Yale University
Department of Statistics
Seminar

Friday, February 23, 2001


Statistical Inference for Deterministic Simulation Models:  The Bayesian Melding Approach

Adrian E. Raftery
Departments of Statistics and Sociology
Center for Statistics and the Social Sciences
University of Washington

 

Deterministic simulation models are used in many areas, including demographic population projections, the investigation of social scientific theories, the making of environmental and other policy decisions, atmospheric science, engineering, and pharmaceutical research.  They tend to be complex, and to require the specification of many inputs. This is often done in an ad-hoc manner, and little attention has been given to taking proper account of uncertainty and evidence about the inputs and outputs to the model. Statisticians have only fairly recently started to be involved in the analysis of such models, although their skills have the potential to contribute a great deal.

I got involved in this problem through my work for the International Whaling Comission on determining if bowhead whales could safely be subjected to aboriginal subsistence hunting by the Inuit people of Alaska, and on setting the quota. This has traditionally been done using deterministic population dynamics models, similar to those that are used by demographers for population projections. Our first effort to take proper account of the uncertainties involved was the Bayesian synthesis method of Raftery, Givens and Zeh (1995, JASA).  However, this suffers from the Borel paradox, according to which the results may not be invariant to reparameterizations of the model. I will describe the Bayesian melding method, which overcomes this difficulty by bringing together ideas from modeling, measure theory and the pooling of expert opinions. It provides a formal framework for estimating and taking account of
uncertainties and evidence about model inputs and outputs, model comparison, model validation, and accounting for model uncertainty via Bayesian model averaging.

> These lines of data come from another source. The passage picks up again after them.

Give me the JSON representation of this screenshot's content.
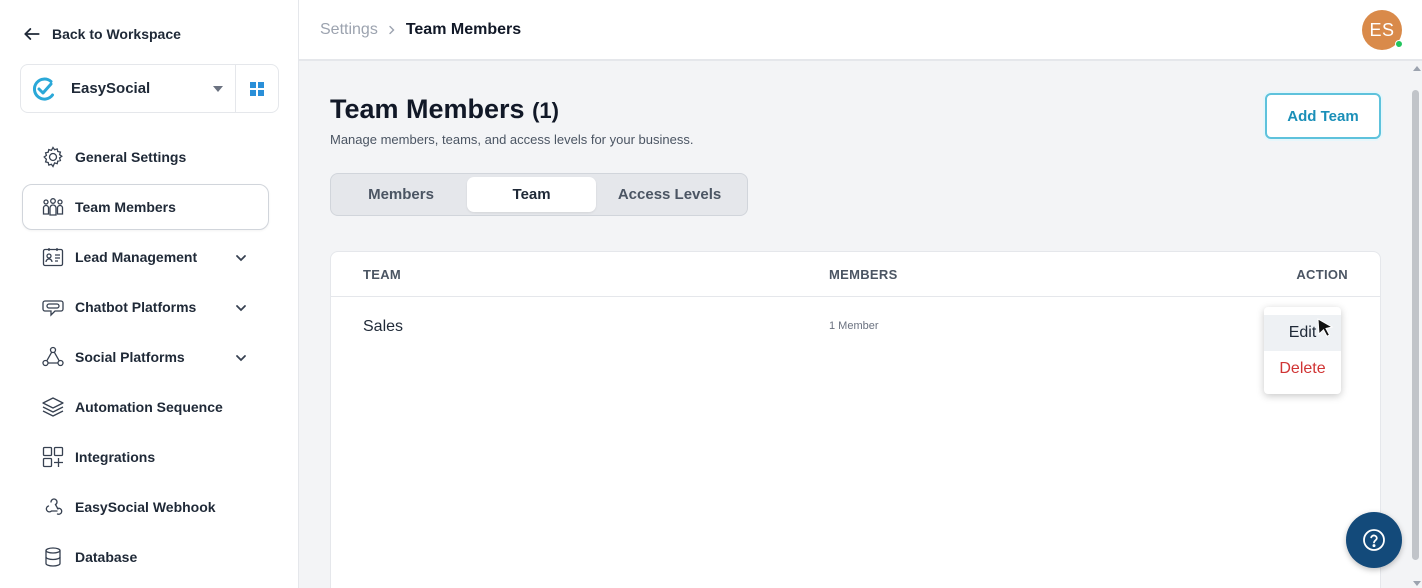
{
  "sidebar": {
    "back_label": "Back to Workspace",
    "workspace_name": "EasySocial",
    "items": [
      {
        "label": "General Settings",
        "icon": "gear-icon",
        "active": false,
        "expandable": false
      },
      {
        "label": "Team Members",
        "icon": "team-icon",
        "active": true,
        "expandable": false
      },
      {
        "label": "Lead Management",
        "icon": "id-card-icon",
        "active": false,
        "expandable": true
      },
      {
        "label": "Chatbot Platforms",
        "icon": "chatbot-icon",
        "active": false,
        "expandable": true
      },
      {
        "label": "Social Platforms",
        "icon": "share-icon",
        "active": false,
        "expandable": true
      },
      {
        "label": "Automation Sequence",
        "icon": "layers-icon",
        "active": false,
        "expandable": false
      },
      {
        "label": "Integrations",
        "icon": "apps-icon",
        "active": false,
        "expandable": false
      },
      {
        "label": "EasySocial Webhook",
        "icon": "webhook-icon",
        "active": false,
        "expandable": false
      },
      {
        "label": "Database",
        "icon": "database-icon",
        "active": false,
        "expandable": false
      }
    ]
  },
  "header": {
    "breadcrumb_parent": "Settings",
    "breadcrumb_separator": ">",
    "breadcrumb_current": "Team Members",
    "avatar_initials": "ES"
  },
  "main": {
    "title": "Team Members",
    "count": "(1)",
    "subtitle": "Manage members, teams, and access levels for your business.",
    "add_button": "Add Team",
    "tabs": [
      {
        "label": "Members",
        "active": false
      },
      {
        "label": "Team",
        "active": true
      },
      {
        "label": "Access Levels",
        "active": false
      }
    ],
    "table": {
      "headers": [
        "TEAM",
        "MEMBERS",
        "ACTION"
      ],
      "rows": [
        {
          "team": "Sales",
          "members": "1 Member"
        }
      ]
    },
    "action_menu": {
      "edit": "Edit",
      "delete": "Delete"
    }
  },
  "colors": {
    "accent": "#1a8fb8",
    "brand_dark": "#134a7a",
    "danger": "#d03434",
    "avatar": "#d98a4a"
  }
}
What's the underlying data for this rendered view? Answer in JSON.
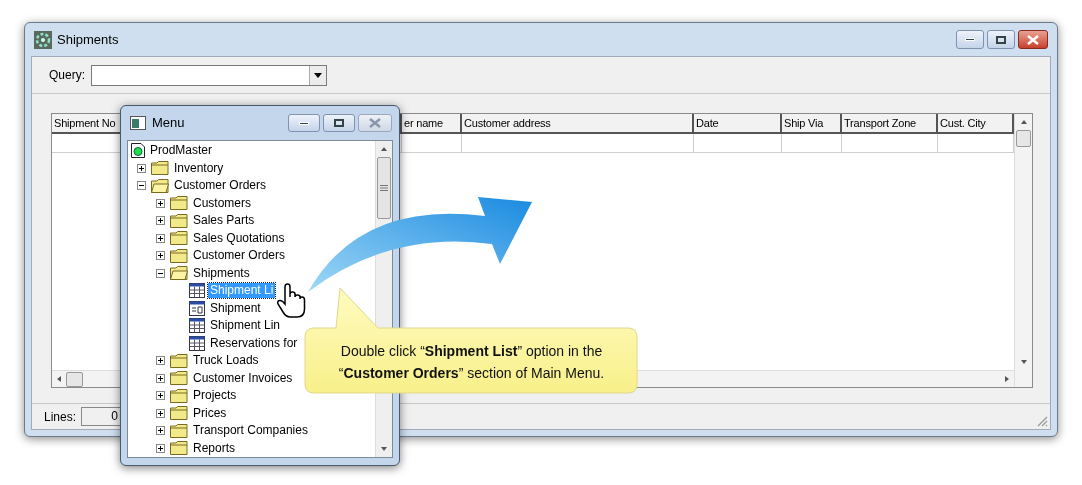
{
  "shipments_window": {
    "title": "Shipments",
    "query": {
      "label": "Query:"
    },
    "grid": {
      "columns": [
        "Shipment No",
        "er name",
        "Customer address",
        "Date",
        "Ship Via",
        "Transport Zone",
        "Cust. City"
      ]
    },
    "status_bar": {
      "label": "Lines:",
      "value": "0"
    }
  },
  "menu_window": {
    "title": "Menu",
    "tree": [
      {
        "label": "ProdMaster",
        "kind": "root",
        "selected": false,
        "children": [
          {
            "label": "Inventory",
            "kind": "folder",
            "expanded": false,
            "selected": false
          },
          {
            "label": "Customer Orders",
            "kind": "folder",
            "expanded": true,
            "selected": false,
            "children": [
              {
                "label": "Customers",
                "kind": "folder",
                "expanded": false,
                "selected": false
              },
              {
                "label": "Sales Parts",
                "kind": "folder",
                "expanded": false,
                "selected": false
              },
              {
                "label": "Sales Quotations",
                "kind": "folder",
                "expanded": false,
                "selected": false
              },
              {
                "label": "Customer Orders",
                "kind": "folder",
                "expanded": false,
                "selected": false
              },
              {
                "label": "Shipments",
                "kind": "folder",
                "expanded": true,
                "selected": false,
                "children": [
                  {
                    "label": "Shipment Li",
                    "kind": "list",
                    "selected": true
                  },
                  {
                    "label": "Shipment",
                    "kind": "form",
                    "selected": false
                  },
                  {
                    "label": "Shipment Lin",
                    "kind": "list",
                    "selected": false
                  },
                  {
                    "label": "Reservations for",
                    "kind": "list",
                    "selected": false
                  }
                ]
              },
              {
                "label": "Truck Loads",
                "kind": "folder",
                "expanded": false,
                "selected": false
              },
              {
                "label": "Customer Invoices",
                "kind": "folder",
                "expanded": false,
                "selected": false
              },
              {
                "label": "Projects",
                "kind": "folder",
                "expanded": false,
                "selected": false
              },
              {
                "label": "Prices",
                "kind": "folder",
                "expanded": false,
                "selected": false
              },
              {
                "label": "Transport Companies",
                "kind": "folder",
                "expanded": false,
                "selected": false
              },
              {
                "label": "Reports",
                "kind": "folder",
                "expanded": false,
                "selected": false
              }
            ]
          }
        ]
      }
    ]
  },
  "callout": {
    "lines": [
      "Double click “**Shipment List**” option in the",
      "“**Customer Orders**” section of Main Menu."
    ]
  }
}
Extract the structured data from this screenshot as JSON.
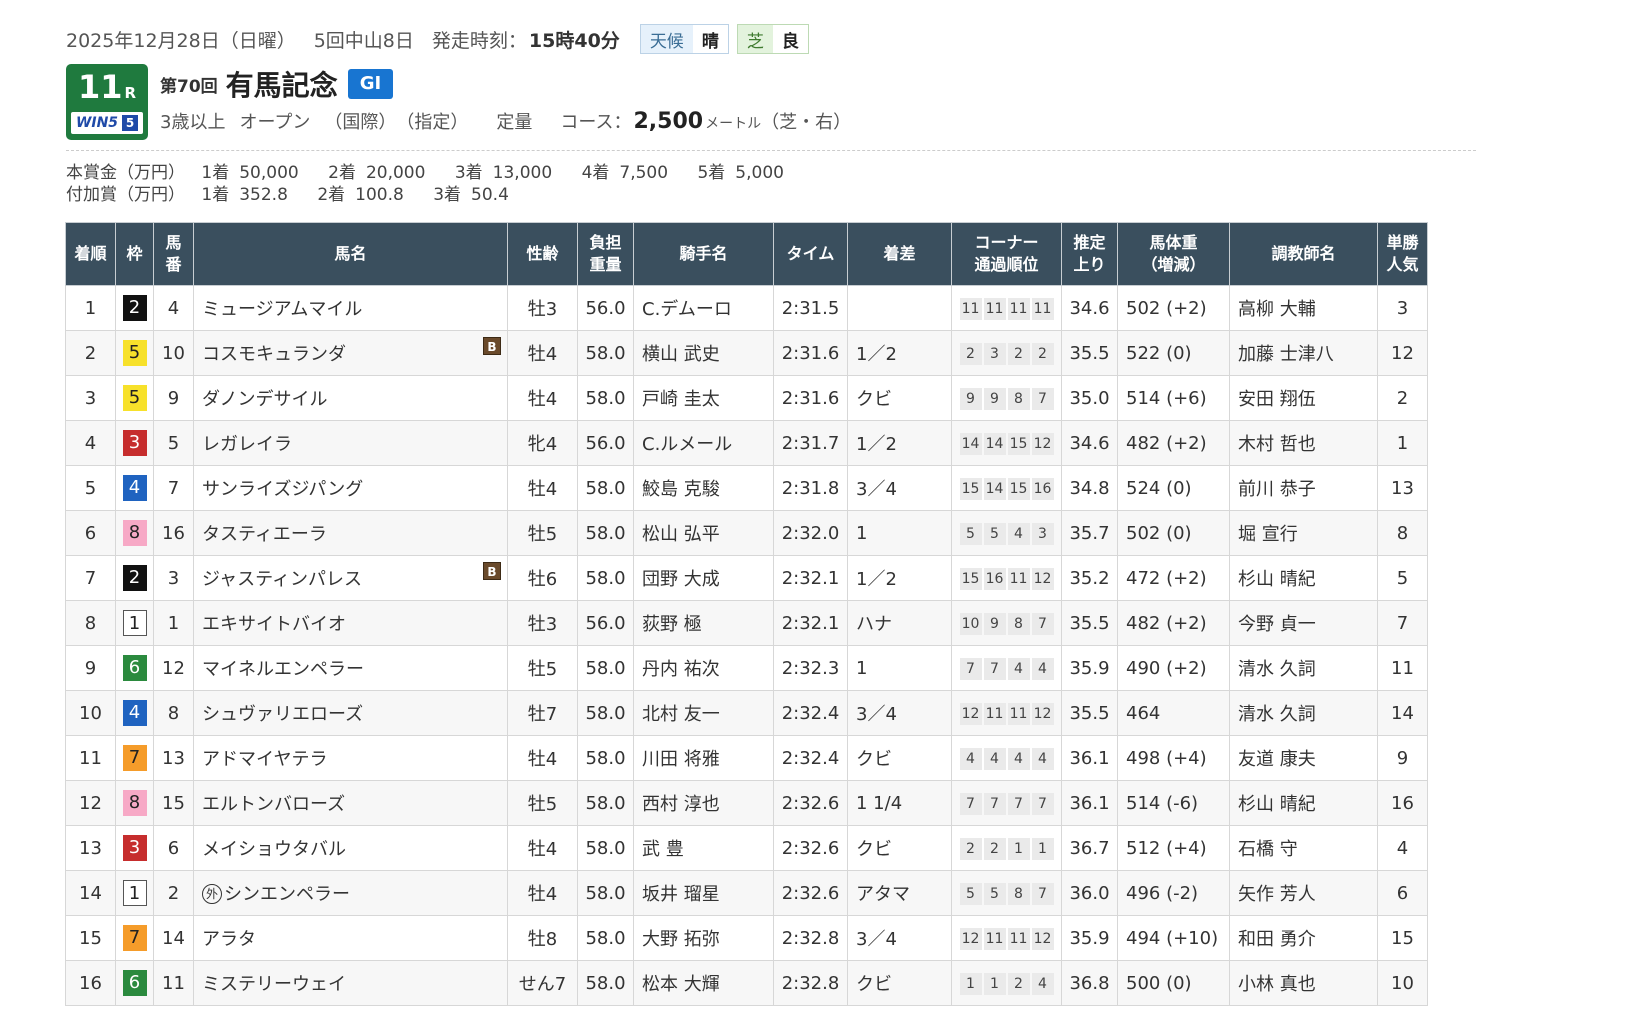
{
  "header": {
    "date_line": "2025年12月28日（日曜）",
    "meeting": "5回中山8日",
    "post_label": "発走時刻：",
    "post_time": "15時40分",
    "weather_label": "天候",
    "weather": "晴",
    "turf_label": "芝",
    "going": "良"
  },
  "race": {
    "number": "11",
    "number_suffix": "R",
    "win5_label": "WIN5",
    "win5_number": "5",
    "kai": "第70回",
    "name": "有馬記念",
    "grade": "GI",
    "age": "3歳以上",
    "class": "オープン",
    "intl": "（国際）",
    "designated": "（指定）",
    "weight_rule": "定量",
    "course_label": "コース：",
    "distance": "2,500",
    "distance_unit": "メートル",
    "surface": "（芝・右）"
  },
  "prize": {
    "main_title": "本賞金（万円）",
    "main": [
      {
        "place": "1着",
        "amount": "50,000"
      },
      {
        "place": "2着",
        "amount": "20,000"
      },
      {
        "place": "3着",
        "amount": "13,000"
      },
      {
        "place": "4着",
        "amount": "7,500"
      },
      {
        "place": "5着",
        "amount": "5,000"
      }
    ],
    "add_title": "付加賞（万円）",
    "add": [
      {
        "place": "1着",
        "amount": "352.8"
      },
      {
        "place": "2着",
        "amount": "100.8"
      },
      {
        "place": "3着",
        "amount": "50.4"
      }
    ]
  },
  "columns": {
    "place": "着順",
    "waku": "枠",
    "umaban_1": "馬",
    "umaban_2": "番",
    "horse": "馬名",
    "sexage": "性齢",
    "weight_1": "負担",
    "weight_2": "重量",
    "jockey": "騎手名",
    "time": "タイム",
    "margin": "着差",
    "corner_1": "コーナー",
    "corner_2": "通過順位",
    "last3f_1": "推定",
    "last3f_2": "上り",
    "bw_1": "馬体重",
    "bw_2": "（増減）",
    "trainer": "調教師名",
    "pop_1": "単勝",
    "pop_2": "人気"
  },
  "rows": [
    {
      "place": "1",
      "waku": "2",
      "umaban": "4",
      "horse": "ミュージアムマイル",
      "blinker": "",
      "gai": "",
      "sexage": "牡3",
      "weight": "56.0",
      "jockey": "C.デムーロ",
      "time": "2:31.5",
      "margin": "",
      "corners": [
        "11",
        "11",
        "11",
        "11"
      ],
      "last3f": "34.6",
      "bw": "502 (+2)",
      "trainer": "高柳 大輔",
      "pop": "3"
    },
    {
      "place": "2",
      "waku": "5",
      "umaban": "10",
      "horse": "コスモキュランダ",
      "blinker": "B",
      "gai": "",
      "sexage": "牡4",
      "weight": "58.0",
      "jockey": "横山 武史",
      "time": "2:31.6",
      "margin": "1／2",
      "corners": [
        "2",
        "3",
        "2",
        "2"
      ],
      "last3f": "35.5",
      "bw": "522 (0)",
      "trainer": "加藤 士津八",
      "pop": "12"
    },
    {
      "place": "3",
      "waku": "5",
      "umaban": "9",
      "horse": "ダノンデサイル",
      "blinker": "",
      "gai": "",
      "sexage": "牡4",
      "weight": "58.0",
      "jockey": "戸崎 圭太",
      "time": "2:31.6",
      "margin": "クビ",
      "corners": [
        "9",
        "9",
        "8",
        "7"
      ],
      "last3f": "35.0",
      "bw": "514 (+6)",
      "trainer": "安田 翔伍",
      "pop": "2"
    },
    {
      "place": "4",
      "waku": "3",
      "umaban": "5",
      "horse": "レガレイラ",
      "blinker": "",
      "gai": "",
      "sexage": "牝4",
      "weight": "56.0",
      "jockey": "C.ルメール",
      "time": "2:31.7",
      "margin": "1／2",
      "corners": [
        "14",
        "14",
        "15",
        "12"
      ],
      "last3f": "34.6",
      "bw": "482 (+2)",
      "trainer": "木村 哲也",
      "pop": "1"
    },
    {
      "place": "5",
      "waku": "4",
      "umaban": "7",
      "horse": "サンライズジパング",
      "blinker": "",
      "gai": "",
      "sexage": "牡4",
      "weight": "58.0",
      "jockey": "鮫島 克駿",
      "time": "2:31.8",
      "margin": "3／4",
      "corners": [
        "15",
        "14",
        "15",
        "16"
      ],
      "last3f": "34.8",
      "bw": "524 (0)",
      "trainer": "前川 恭子",
      "pop": "13"
    },
    {
      "place": "6",
      "waku": "8",
      "umaban": "16",
      "horse": "タスティエーラ",
      "blinker": "",
      "gai": "",
      "sexage": "牡5",
      "weight": "58.0",
      "jockey": "松山 弘平",
      "time": "2:32.0",
      "margin": "1",
      "corners": [
        "5",
        "5",
        "4",
        "3"
      ],
      "last3f": "35.7",
      "bw": "502 (0)",
      "trainer": "堀 宣行",
      "pop": "8"
    },
    {
      "place": "7",
      "waku": "2",
      "umaban": "3",
      "horse": "ジャスティンパレス",
      "blinker": "B",
      "gai": "",
      "sexage": "牡6",
      "weight": "58.0",
      "jockey": "団野 大成",
      "time": "2:32.1",
      "margin": "1／2",
      "corners": [
        "15",
        "16",
        "11",
        "12"
      ],
      "last3f": "35.2",
      "bw": "472 (+2)",
      "trainer": "杉山 晴紀",
      "pop": "5"
    },
    {
      "place": "8",
      "waku": "1",
      "umaban": "1",
      "horse": "エキサイトバイオ",
      "blinker": "",
      "gai": "",
      "sexage": "牡3",
      "weight": "56.0",
      "jockey": "荻野 極",
      "time": "2:32.1",
      "margin": "ハナ",
      "corners": [
        "10",
        "9",
        "8",
        "7"
      ],
      "last3f": "35.5",
      "bw": "482 (+2)",
      "trainer": "今野 貞一",
      "pop": "7"
    },
    {
      "place": "9",
      "waku": "6",
      "umaban": "12",
      "horse": "マイネルエンペラー",
      "blinker": "",
      "gai": "",
      "sexage": "牡5",
      "weight": "58.0",
      "jockey": "丹内 祐次",
      "time": "2:32.3",
      "margin": "1",
      "corners": [
        "7",
        "7",
        "4",
        "4"
      ],
      "last3f": "35.9",
      "bw": "490 (+2)",
      "trainer": "清水 久詞",
      "pop": "11"
    },
    {
      "place": "10",
      "waku": "4",
      "umaban": "8",
      "horse": "シュヴァリエローズ",
      "blinker": "",
      "gai": "",
      "sexage": "牡7",
      "weight": "58.0",
      "jockey": "北村 友一",
      "time": "2:32.4",
      "margin": "3／4",
      "corners": [
        "12",
        "11",
        "11",
        "12"
      ],
      "last3f": "35.5",
      "bw": "464",
      "trainer": "清水 久詞",
      "pop": "14"
    },
    {
      "place": "11",
      "waku": "7",
      "umaban": "13",
      "horse": "アドマイヤテラ",
      "blinker": "",
      "gai": "",
      "sexage": "牡4",
      "weight": "58.0",
      "jockey": "川田 将雅",
      "time": "2:32.4",
      "margin": "クビ",
      "corners": [
        "4",
        "4",
        "4",
        "4"
      ],
      "last3f": "36.1",
      "bw": "498 (+4)",
      "trainer": "友道 康夫",
      "pop": "9"
    },
    {
      "place": "12",
      "waku": "8",
      "umaban": "15",
      "horse": "エルトンバローズ",
      "blinker": "",
      "gai": "",
      "sexage": "牡5",
      "weight": "58.0",
      "jockey": "西村 淳也",
      "time": "2:32.6",
      "margin": "1 1/4",
      "corners": [
        "7",
        "7",
        "7",
        "7"
      ],
      "last3f": "36.1",
      "bw": "514 (-6)",
      "trainer": "杉山 晴紀",
      "pop": "16"
    },
    {
      "place": "13",
      "waku": "3",
      "umaban": "6",
      "horse": "メイショウタバル",
      "blinker": "",
      "gai": "",
      "sexage": "牡4",
      "weight": "58.0",
      "jockey": "武 豊",
      "time": "2:32.6",
      "margin": "クビ",
      "corners": [
        "2",
        "2",
        "1",
        "1"
      ],
      "last3f": "36.7",
      "bw": "512 (+4)",
      "trainer": "石橋 守",
      "pop": "4"
    },
    {
      "place": "14",
      "waku": "1",
      "umaban": "2",
      "horse": "シンエンペラー",
      "blinker": "",
      "gai": "外",
      "sexage": "牡4",
      "weight": "58.0",
      "jockey": "坂井 瑠星",
      "time": "2:32.6",
      "margin": "アタマ",
      "corners": [
        "5",
        "5",
        "8",
        "7"
      ],
      "last3f": "36.0",
      "bw": "496 (-2)",
      "trainer": "矢作 芳人",
      "pop": "6"
    },
    {
      "place": "15",
      "waku": "7",
      "umaban": "14",
      "horse": "アラタ",
      "blinker": "",
      "gai": "",
      "sexage": "牡8",
      "weight": "58.0",
      "jockey": "大野 拓弥",
      "time": "2:32.8",
      "margin": "3／4",
      "corners": [
        "12",
        "11",
        "11",
        "12"
      ],
      "last3f": "35.9",
      "bw": "494 (+10)",
      "trainer": "和田 勇介",
      "pop": "15"
    },
    {
      "place": "16",
      "waku": "6",
      "umaban": "11",
      "horse": "ミステリーウェイ",
      "blinker": "",
      "gai": "",
      "sexage": "せん7",
      "weight": "58.0",
      "jockey": "松本 大輝",
      "time": "2:32.8",
      "margin": "クビ",
      "corners": [
        "1",
        "1",
        "2",
        "4"
      ],
      "last3f": "36.8",
      "bw": "500 (0)",
      "trainer": "小林 真也",
      "pop": "10"
    }
  ]
}
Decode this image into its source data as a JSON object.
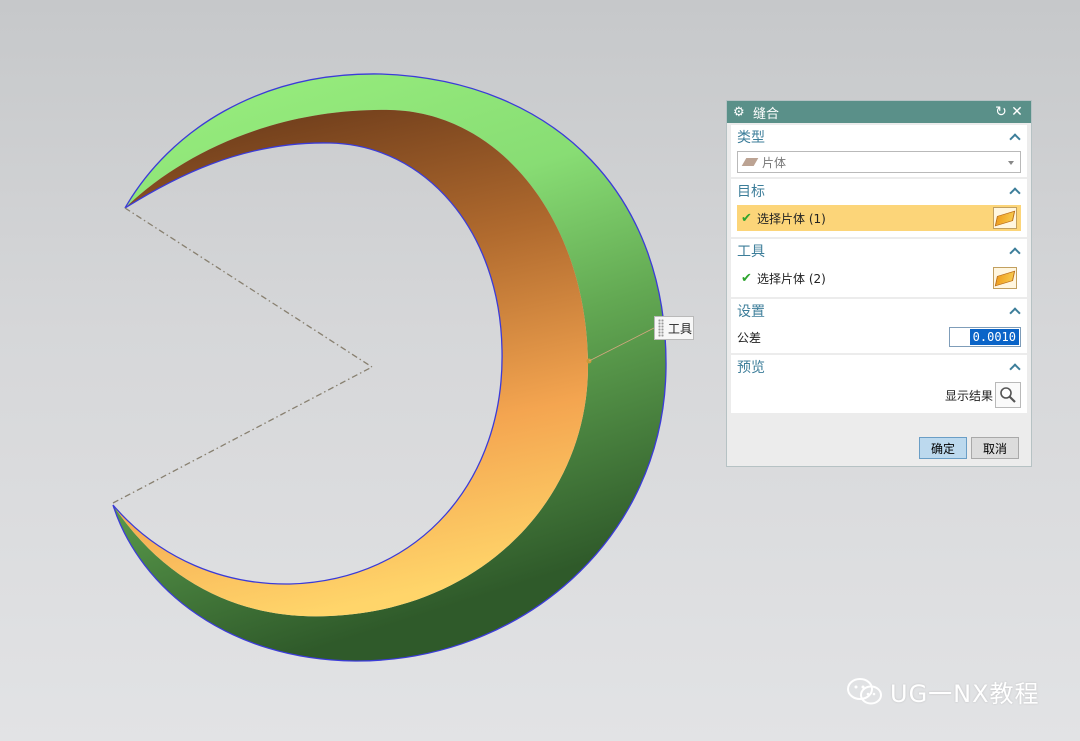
{
  "tool_label": "工具",
  "dialog": {
    "title": "缝合",
    "sections": {
      "type": {
        "header": "类型",
        "select_value": "片体"
      },
      "target": {
        "header": "目标",
        "select_label": "选择片体 (1)"
      },
      "tool": {
        "header": "工具",
        "select_label": "选择片体 (2)"
      },
      "settings": {
        "header": "设置",
        "tolerance_label": "公差",
        "tolerance_value": "0.0010"
      },
      "preview": {
        "header": "预览",
        "show_result_label": "显示结果"
      }
    },
    "buttons": {
      "ok": "确定",
      "cancel": "取消"
    }
  },
  "watermark": "UG一NX教程",
  "colors": {
    "outer_surface": "#8ed87a",
    "inner_surface": "#f0a94c",
    "edge": "#3b3bd8",
    "titlebar": "#5a9089",
    "highlight_row": "#fcd579"
  }
}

I will also briefly describe a new project that is just starting on assessing and visualizing uncertainty in mesoscale numerical weather prediction. This is a very high-dimensional problem and poses significant research challenges to the Bayesian melding approach. It is an interdisciplinary project involving atmospheric scientists and psychologists, as well as statisticians.


A light lunch will be available at 11:45 am, Seminar will begin at 12:00 noon.